Khalifa Sall soutient la transparence des patrimoines au Sénégal
Le débat autour de la déclaration de patrimoine connaît un regain d’intérêt au Sénégal, et Khalifa Sall, figure emblématique de Taxawu Sénégal, se positionne avec détermination. L’ancien maire de Dakar a publiquement exprimé son soutien à la diffusion des déclarations d’actifs des hauts dignitaires de l’État. Cette prise de position s’inscrit parfaitement dans le contexte politique actuel, où les nouvelles autorités, issues du scrutin présidentiel de mars 2024, placent la transparence au cœur de leurs engagements.
Khalifa Sall appuie la divulgation des patrimoines
L’ex-premier magistrat de la capitale sénégalaise a clairement affirmé son adhésion à l’idée de rendre publiques les déclarations de patrimoine des responsables gouvernementaux. À ses yeux, la clarté sur les biens des élus et des hauts fonctionnaires dépasse la simple obligation légale : elle représente un fondement essentiel pour bâtir la confiance entre les gouvernants et la population. Le leader de Taxawu Sénégal est convaincu que la publication de ces documents contribuerait à assainir la vie publique et à dissiper les soupçons récurrents d’enrichissement illicite qui pèsent sur la classe politique.
Cette intervention n’est pas fortuite. Khalifa Sall, longtemps opposant au régime précédent, s’aligne désormais sur une thématique chère au pouvoir en place, incarné par le président Bassirou Diomaye Faye et le Premier ministre Ousmane Sonko, qui ont fait de la reddition des comptes un pilier central de leur programme. En rejoignant cet appel à une plus grande transparence, l’ancien maire de Dakar démontre qu’il est en phase avec l’aspiration citoyenne à une moralisation profonde de la vie publique.
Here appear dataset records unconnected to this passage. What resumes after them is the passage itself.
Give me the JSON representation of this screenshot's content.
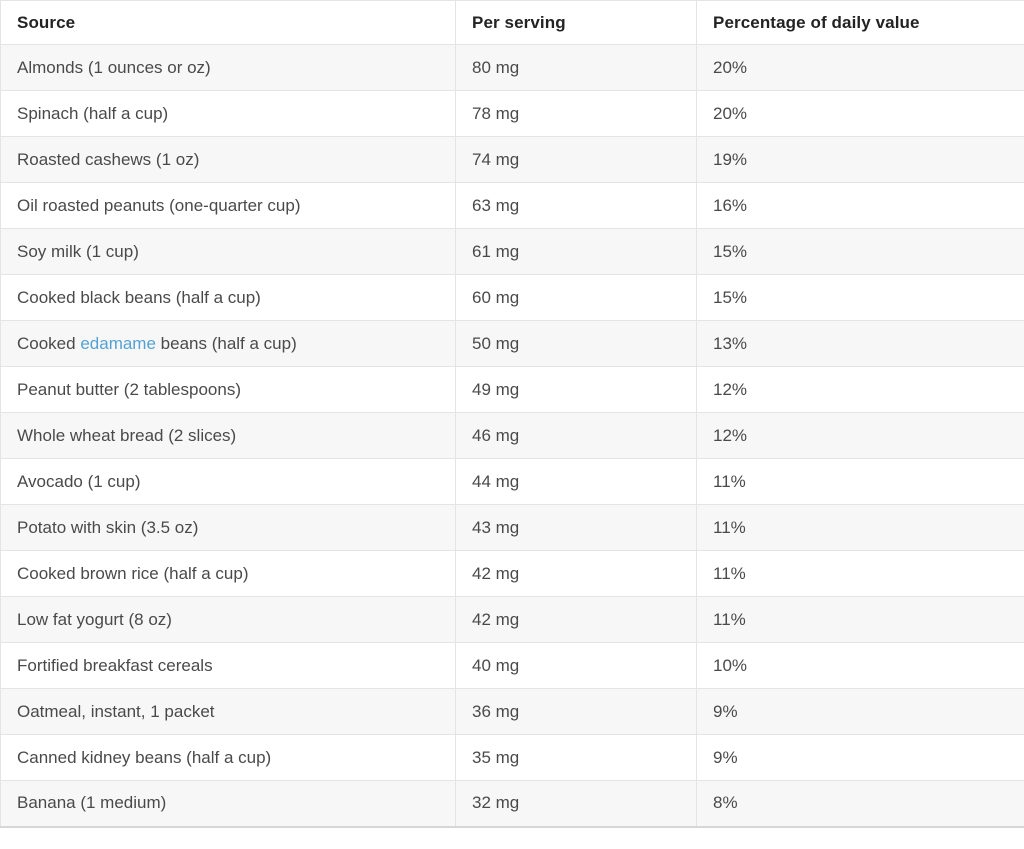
{
  "colors": {
    "link": "#54a1d5",
    "row_alt_bg": "#f7f7f7",
    "border": "#e4e4e4",
    "header_text": "#232323",
    "body_text": "#4a4a4a"
  },
  "chart_data": {
    "type": "table",
    "columns": [
      "Source",
      "Per serving",
      "Percentage of daily value"
    ],
    "rows": [
      {
        "source_prefix": "Almonds (1 ounces or oz)",
        "source_link": "",
        "source_suffix": "",
        "per_serving": "80 mg",
        "percent_dv": "20%"
      },
      {
        "source_prefix": "Spinach (half a cup)",
        "source_link": "",
        "source_suffix": "",
        "per_serving": "78 mg",
        "percent_dv": "20%"
      },
      {
        "source_prefix": "Roasted cashews (1 oz)",
        "source_link": "",
        "source_suffix": "",
        "per_serving": "74 mg",
        "percent_dv": "19%"
      },
      {
        "source_prefix": "Oil roasted peanuts (one-quarter cup)",
        "source_link": "",
        "source_suffix": "",
        "per_serving": "63 mg",
        "percent_dv": "16%"
      },
      {
        "source_prefix": "Soy milk (1 cup)",
        "source_link": "",
        "source_suffix": "",
        "per_serving": "61 mg",
        "percent_dv": "15%"
      },
      {
        "source_prefix": "Cooked black beans (half a cup)",
        "source_link": "",
        "source_suffix": "",
        "per_serving": "60 mg",
        "percent_dv": "15%"
      },
      {
        "source_prefix": "Cooked ",
        "source_link": "edamame",
        "source_suffix": " beans (half a cup)",
        "per_serving": "50 mg",
        "percent_dv": "13%"
      },
      {
        "source_prefix": "Peanut butter (2 tablespoons)",
        "source_link": "",
        "source_suffix": "",
        "per_serving": "49 mg",
        "percent_dv": "12%"
      },
      {
        "source_prefix": "Whole wheat bread (2 slices)",
        "source_link": "",
        "source_suffix": "",
        "per_serving": "46 mg",
        "percent_dv": "12%"
      },
      {
        "source_prefix": "Avocado (1 cup)",
        "source_link": "",
        "source_suffix": "",
        "per_serving": "44 mg",
        "percent_dv": "11%"
      },
      {
        "source_prefix": "Potato with skin (3.5 oz)",
        "source_link": "",
        "source_suffix": "",
        "per_serving": "43 mg",
        "percent_dv": "11%"
      },
      {
        "source_prefix": "Cooked brown rice (half a cup)",
        "source_link": "",
        "source_suffix": "",
        "per_serving": "42 mg",
        "percent_dv": "11%"
      },
      {
        "source_prefix": "Low fat yogurt (8 oz)",
        "source_link": "",
        "source_suffix": "",
        "per_serving": "42 mg",
        "percent_dv": "11%"
      },
      {
        "source_prefix": "Fortified breakfast cereals",
        "source_link": "",
        "source_suffix": "",
        "per_serving": "40 mg",
        "percent_dv": "10%"
      },
      {
        "source_prefix": "Oatmeal, instant, 1 packet",
        "source_link": "",
        "source_suffix": "",
        "per_serving": "36 mg",
        "percent_dv": "9%"
      },
      {
        "source_prefix": "Canned kidney beans (half a cup)",
        "source_link": "",
        "source_suffix": "",
        "per_serving": "35 mg",
        "percent_dv": "9%"
      },
      {
        "source_prefix": "Banana (1 medium)",
        "source_link": "",
        "source_suffix": "",
        "per_serving": "32 mg",
        "percent_dv": "8%"
      }
    ]
  }
}
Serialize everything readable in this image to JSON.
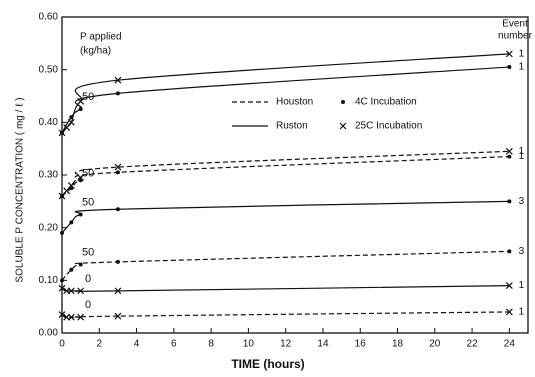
{
  "chart_data": {
    "type": "line",
    "xlabel": "TIME (hours)",
    "ylabel": "SOLUBLE   P   CONCENTRATION ( mg / ℓ )",
    "annotations": {
      "p_applied": "P applied",
      "units": "(kg/ha)",
      "event_title": "Event",
      "event_title2": "number"
    },
    "legend": [
      {
        "label": "Houston",
        "line": "dashed"
      },
      {
        "label": "Ruston",
        "line": "solid"
      },
      {
        "label": "4C Incubation",
        "marker": "dot"
      },
      {
        "label": "25C Incubation",
        "marker": "x"
      }
    ],
    "xlim": [
      0,
      25
    ],
    "xticks": [
      0,
      2,
      4,
      6,
      8,
      10,
      12,
      14,
      16,
      18,
      20,
      22,
      24
    ],
    "ylim": [
      0,
      0.6
    ],
    "yticks": [
      {
        "value": 0,
        "label": "0.00"
      },
      {
        "value": 0.1,
        "label": "0.10"
      },
      {
        "value": 0.2,
        "label": "0.20"
      },
      {
        "value": 0.3,
        "label": "0.30"
      },
      {
        "value": 0.4,
        "label": "0.40"
      },
      {
        "value": 0.5,
        "label": "0.50"
      },
      {
        "value": 0.6,
        "label": "0.60"
      }
    ],
    "color": "#111111",
    "series": [
      {
        "line": "solid",
        "marker": "x",
        "event": "1",
        "x": [
          0,
          0.25,
          0.5,
          1,
          3,
          24
        ],
        "values": [
          0.38,
          0.39,
          0.4,
          0.44,
          0.48,
          0.53
        ]
      },
      {
        "line": "solid",
        "marker": "dot",
        "label": "50",
        "event": "1",
        "x": [
          0,
          0.5,
          1,
          3,
          24
        ],
        "values": [
          0.38,
          0.41,
          0.425,
          0.455,
          0.505
        ]
      },
      {
        "line": "dashed",
        "marker": "x",
        "label": "50",
        "event": "1",
        "x": [
          0,
          0.25,
          0.5,
          1,
          3,
          24
        ],
        "values": [
          0.26,
          0.27,
          0.28,
          0.295,
          0.315,
          0.345
        ]
      },
      {
        "line": "dashed",
        "marker": "dot",
        "event": "1",
        "x": [
          0,
          0.5,
          1,
          3,
          24
        ],
        "values": [
          0.26,
          0.275,
          0.29,
          0.305,
          0.335
        ]
      },
      {
        "line": "solid",
        "marker": "dot",
        "label": "50",
        "event": "3",
        "x": [
          0,
          0.5,
          1,
          3,
          24
        ],
        "values": [
          0.19,
          0.21,
          0.225,
          0.235,
          0.25
        ]
      },
      {
        "line": "dashed",
        "marker": "dot",
        "label": "50",
        "event": "3",
        "x": [
          0,
          0.5,
          1,
          3,
          24
        ],
        "values": [
          0.1,
          0.12,
          0.13,
          0.135,
          0.155
        ]
      },
      {
        "line": "solid",
        "marker": "x",
        "label": "0",
        "event": "1",
        "x": [
          0,
          0.25,
          0.5,
          1,
          3,
          24
        ],
        "values": [
          0.085,
          0.08,
          0.08,
          0.08,
          0.08,
          0.09
        ]
      },
      {
        "line": "dashed",
        "marker": "x",
        "label": "0",
        "event": "1",
        "x": [
          0,
          0.25,
          0.5,
          1,
          3,
          24
        ],
        "values": [
          0.035,
          0.03,
          0.03,
          0.03,
          0.032,
          0.04
        ]
      }
    ]
  }
}
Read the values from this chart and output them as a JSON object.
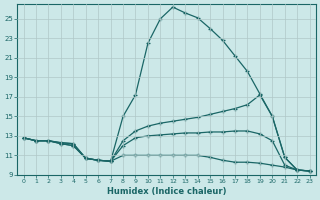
{
  "xlabel": "Humidex (Indice chaleur)",
  "ylabel": "",
  "background_color": "#cce8e8",
  "line_color": "#1a6666",
  "grid_color": "#b0c8c8",
  "xlim": [
    -0.5,
    23.5
  ],
  "ylim": [
    9,
    26.5
  ],
  "xticks": [
    0,
    1,
    2,
    3,
    4,
    5,
    6,
    7,
    8,
    9,
    10,
    11,
    12,
    13,
    14,
    15,
    16,
    17,
    18,
    19,
    20,
    21,
    22,
    23
  ],
  "yticks": [
    9,
    11,
    13,
    15,
    17,
    19,
    21,
    23,
    25
  ],
  "lines": [
    {
      "x": [
        0,
        1,
        2,
        3,
        4,
        5,
        6,
        7,
        8,
        9,
        10,
        11,
        12,
        13,
        14,
        15,
        16,
        17,
        18,
        19,
        20,
        21,
        22,
        23
      ],
      "y": [
        12.8,
        12.5,
        12.5,
        12.3,
        12.2,
        10.7,
        10.5,
        10.4,
        15.0,
        17.2,
        22.5,
        25.0,
        26.2,
        25.6,
        25.1,
        24.0,
        22.8,
        21.2,
        19.6,
        17.3,
        15.0,
        10.8,
        9.5,
        9.4
      ]
    },
    {
      "x": [
        0,
        1,
        2,
        3,
        4,
        5,
        6,
        7,
        8,
        9,
        10,
        11,
        12,
        13,
        14,
        15,
        16,
        17,
        18,
        19,
        20,
        21,
        22,
        23
      ],
      "y": [
        12.8,
        12.5,
        12.5,
        12.3,
        12.2,
        10.7,
        10.5,
        10.4,
        12.5,
        13.5,
        14.0,
        14.3,
        14.5,
        14.7,
        14.9,
        15.2,
        15.5,
        15.8,
        16.2,
        17.2,
        15.0,
        10.8,
        9.5,
        9.4
      ]
    },
    {
      "x": [
        0,
        1,
        2,
        3,
        4,
        5,
        6,
        7,
        8,
        9,
        10,
        11,
        12,
        13,
        14,
        15,
        16,
        17,
        18,
        19,
        20,
        21,
        22,
        23
      ],
      "y": [
        12.8,
        12.5,
        12.5,
        12.2,
        12.0,
        10.7,
        10.5,
        10.4,
        12.0,
        12.8,
        13.0,
        13.1,
        13.2,
        13.3,
        13.3,
        13.4,
        13.4,
        13.5,
        13.5,
        13.2,
        12.5,
        10.0,
        9.5,
        9.4
      ]
    },
    {
      "x": [
        0,
        1,
        2,
        3,
        4,
        5,
        6,
        7,
        8,
        9,
        10,
        11,
        12,
        13,
        14,
        15,
        16,
        17,
        18,
        19,
        20,
        21,
        22,
        23
      ],
      "y": [
        12.8,
        12.5,
        12.5,
        12.2,
        12.0,
        10.7,
        10.5,
        10.4,
        11.0,
        11.0,
        11.0,
        11.0,
        11.0,
        11.0,
        11.0,
        10.8,
        10.5,
        10.3,
        10.3,
        10.2,
        10.0,
        9.8,
        9.5,
        9.4
      ]
    }
  ]
}
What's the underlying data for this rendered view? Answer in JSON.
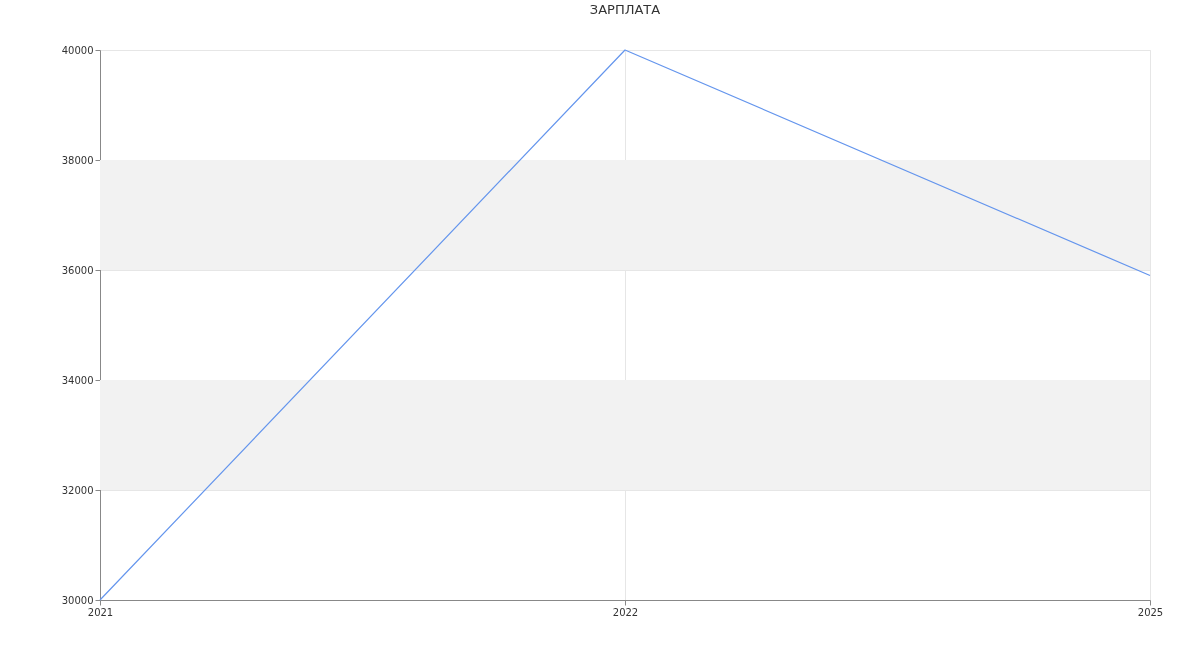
{
  "chart_data": {
    "type": "line",
    "title": "ЗАРПЛАТА",
    "categories": [
      "2021",
      "2022",
      "2025"
    ],
    "series": [
      {
        "color": "#6495ed",
        "values": [
          30000,
          40000,
          35900
        ]
      }
    ],
    "ylim": [
      30000,
      40000
    ],
    "yticks": [
      30000,
      32000,
      34000,
      36000,
      38000,
      40000
    ],
    "bands": [
      {
        "axis": "y",
        "from": 32000,
        "to": 34000,
        "color": "#f2f2f2"
      },
      {
        "axis": "y",
        "from": 36000,
        "to": 38000,
        "color": "#f2f2f2"
      }
    ],
    "grid": true,
    "marker": "none",
    "line_style": "solid"
  }
}
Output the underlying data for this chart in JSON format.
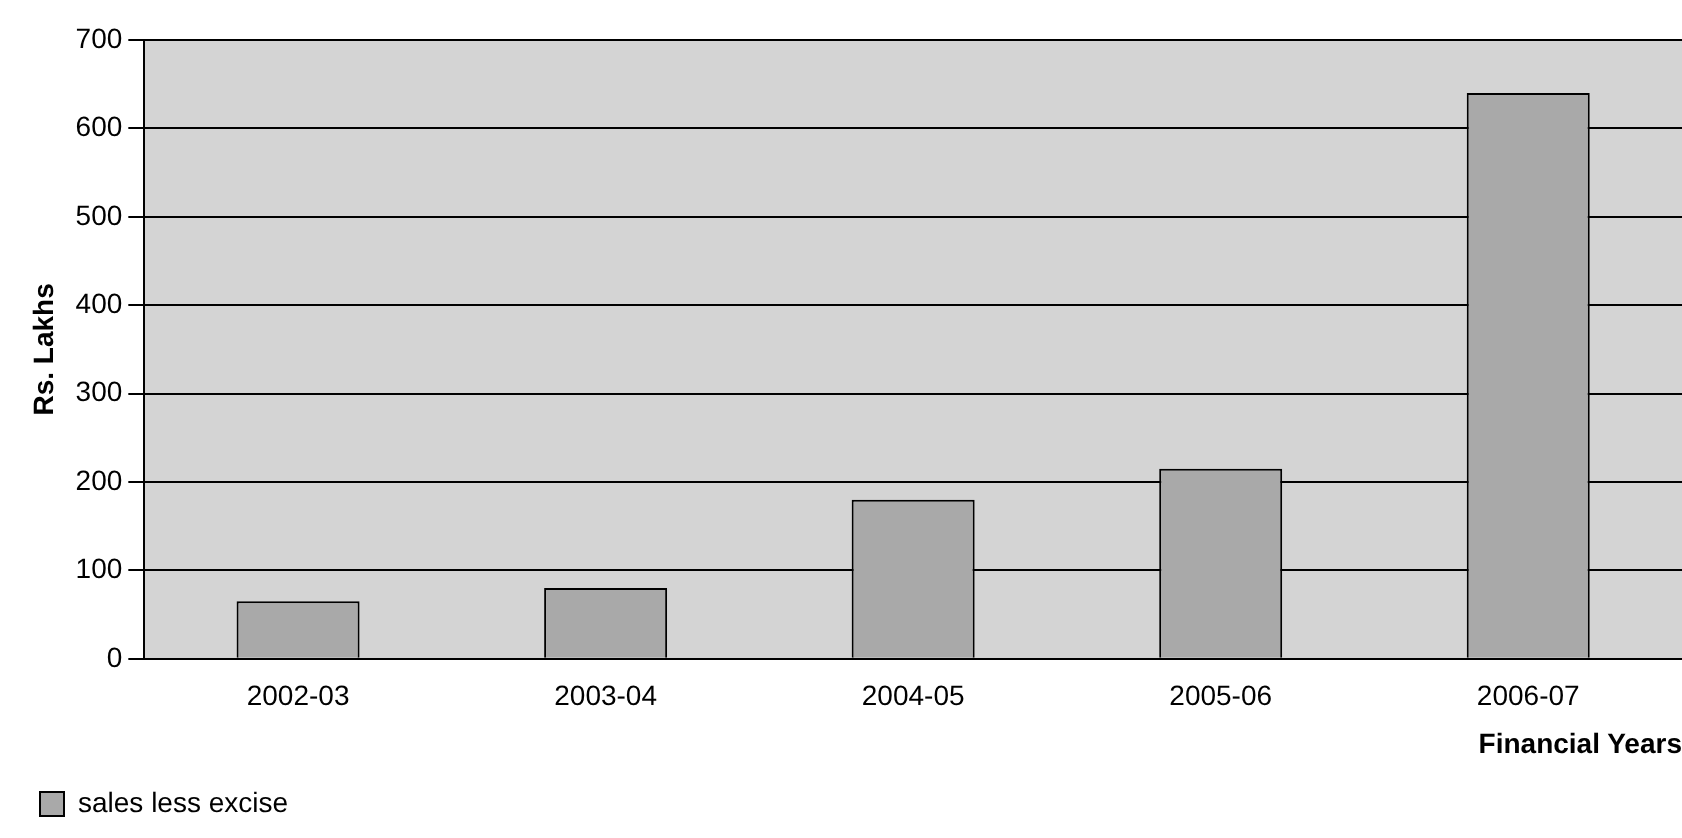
{
  "chart_data": {
    "type": "bar",
    "xlabel": "Financial Years",
    "ylabel": "Rs. Lakhs",
    "categories": [
      "2002-03",
      "2003-04",
      "2004-05",
      "2005-06",
      "2006-07"
    ],
    "series": [
      {
        "name": "sales less excise",
        "color": "#a9a9a9",
        "values": [
          65,
          80,
          180,
          215,
          640
        ]
      }
    ],
    "ylim": [
      0,
      700
    ],
    "yticks": [
      0,
      100,
      200,
      300,
      400,
      500,
      600,
      700
    ],
    "grid": "y",
    "legend": "bottom left"
  }
}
Le cadre légal existant et ses limites
La procédure de déclaration de patrimoine n’est pas une nouveauté dans le dispositif institutionnel sénégalais. La loi de 2014 relative à cette obligation stipule déjà qu’un certain nombre de responsables publics, y compris le chef de l’État, doivent déposer leur déclaration auprès de l’Office national de lutte contre la fraude et la corruption (OFNAC). Le Président de la République, notamment, est tenu de le faire au début et à la fin de son mandat. Cependant, dans la pratique, ces documents demeurent confidentiels et ne sont pas accessibles au public.
C’est précisément cette confidentialité que le débat actuel cherche à remettre en question. De nombreuses voix, tant au sein de la société civile que dans l’arène politique, militent pour une transition vers un régime de publicité, à l’image de ce qui est en vigueur dans certaines démocraties européennes ou latino-américaines. La problématique ne réside donc plus tant dans le dépôt des déclarations que dans l’accès du public à ces informations, condition sine qua non d’un contrôle citoyen efficace.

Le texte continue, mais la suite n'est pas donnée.